Se este negócio não gerasse mais valias, já teria desaparecido. O problema está em se encontrar uma forma de pagamento legítima, justa, equilibrada, para o trabalho de conceção e de execução artística. A música é um trabalho que deve ser pago. É por isso que é tão importante apoiar uma internet justa para os artistas.

Os movimentos de contestação aos actuais modelos de remuneração estão a ganhar mais força? O facto de nomes como David Byrne se juntarem a estas reivindicações tem impacto?

Pedro Wallenstein - Tentaram descredibilizar as intervenções de artistas da geração do David Byrne – ou os Pink Floyd, ou os Portished, ou tantos outros – por serem “cotas” e “has-been’s” que perderam a popularidade ou o sucesso. Nós pensamos, no entanto, que todos eles têm a mesma razão que a Taylor Swift, por exemplo.

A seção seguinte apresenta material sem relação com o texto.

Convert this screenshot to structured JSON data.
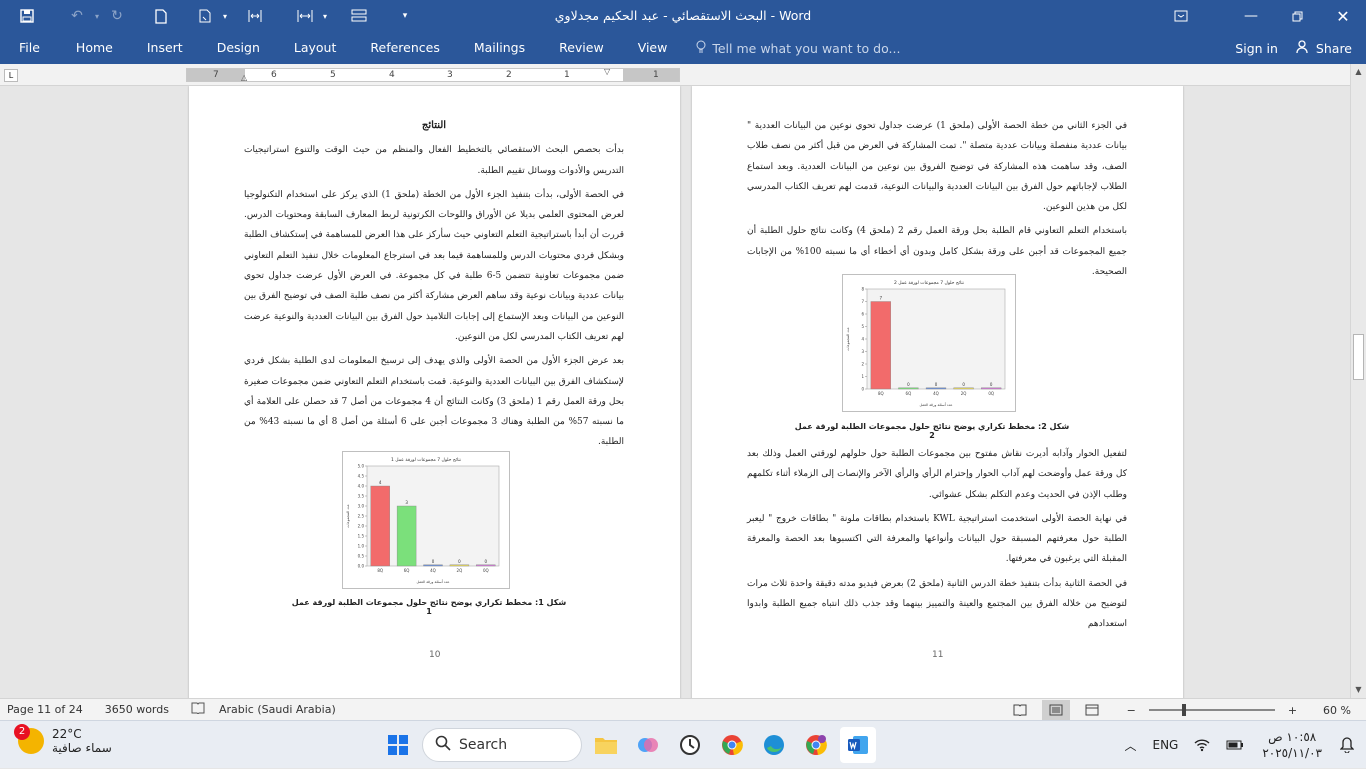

O que de mais importante e relevante está a crescer, através de várias coligações, é o movimento internacional de colaboração entre federações sindicais internacionais FIM (dos músicos) e FIA (dos atores) para uma aproximação sobretudo entre a Europa e os Estados Unidos, mas também a América do Sul. O GRULAC (um grupo de países da América Latina e Caraíbas que funciona como lobby para diversos assuntos, entre os quais a propriedade intelectual) tem estado muito atento a este assunto.

Em Portugal, que medidas concretas a GDA advoga para poder melhorar a remuneração dos músicos?

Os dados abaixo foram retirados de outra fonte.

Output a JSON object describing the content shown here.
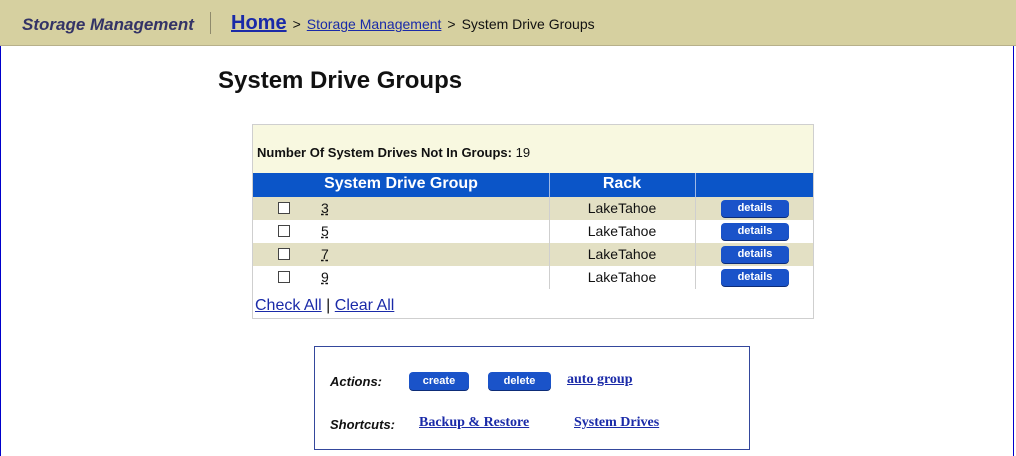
{
  "header": {
    "brand": "Storage Management",
    "breadcrumb": {
      "home": "Home",
      "sep1": ">",
      "middle": "Storage Management",
      "sep2": ">",
      "current": "System Drive Groups"
    }
  },
  "page_title": "System Drive Groups",
  "summary": {
    "label": "Number Of System Drives Not In Groups:",
    "value": "19"
  },
  "table": {
    "headers": [
      "System Drive Group",
      "Rack",
      ""
    ],
    "rows": [
      {
        "group": "3",
        "rack": "LakeTahoe",
        "action": "details"
      },
      {
        "group": "5",
        "rack": "LakeTahoe",
        "action": "details"
      },
      {
        "group": "7",
        "rack": "LakeTahoe",
        "action": "details"
      },
      {
        "group": "9",
        "rack": "LakeTahoe",
        "action": "details"
      }
    ]
  },
  "check_links": {
    "check_all": "Check All",
    "separator": "|",
    "clear_all": "Clear All"
  },
  "actions": {
    "label": "Actions:",
    "create": "create",
    "delete": "delete",
    "auto_group": "auto group"
  },
  "shortcuts": {
    "label": "Shortcuts:",
    "backup": "Backup & Restore",
    "system_drives": "System Drives"
  },
  "colors": {
    "header_bg": "#d6d0a0",
    "table_header_bg": "#0b55c8",
    "row_alt_bg": "#e3e0c4",
    "button_bg": "#1a53c9",
    "link": "#1a2aa8"
  }
}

Pedro Wallenstein - O que é necessário é que os artistas sejam pagos sempre que a sua prestação artística seja efetivamente usada nas plataformas. É necessário que essa remuneração seja inalienável e equitativa e que se baseie no valor económico de cada “stream” individualmente considerado.

Em teoria, a cobrança desta remuneração pode ser feita a nível nacional e, para isso, é necessário que as plataformas prestem contas dos acessos que são feitos a cada música. A transparência, neste capítulo, deve ser obrigatória.

Se as plataformas continuarem a não disponibilizar os seus relatórios, os estados vão ter de atuar, nomeadamente o Estado português: deve ser introduzida na lei a previsão de um direito irrenunciável de receber uma remuneração equitativa por cada utilização da obra.

O Estado português, pode ter, pelo exemplo, uma contribuição positiva na resolução da questão ao nível da União Europeia e das Nações Unidas, através da WIPO, a sua agência para a propriedade intelectual.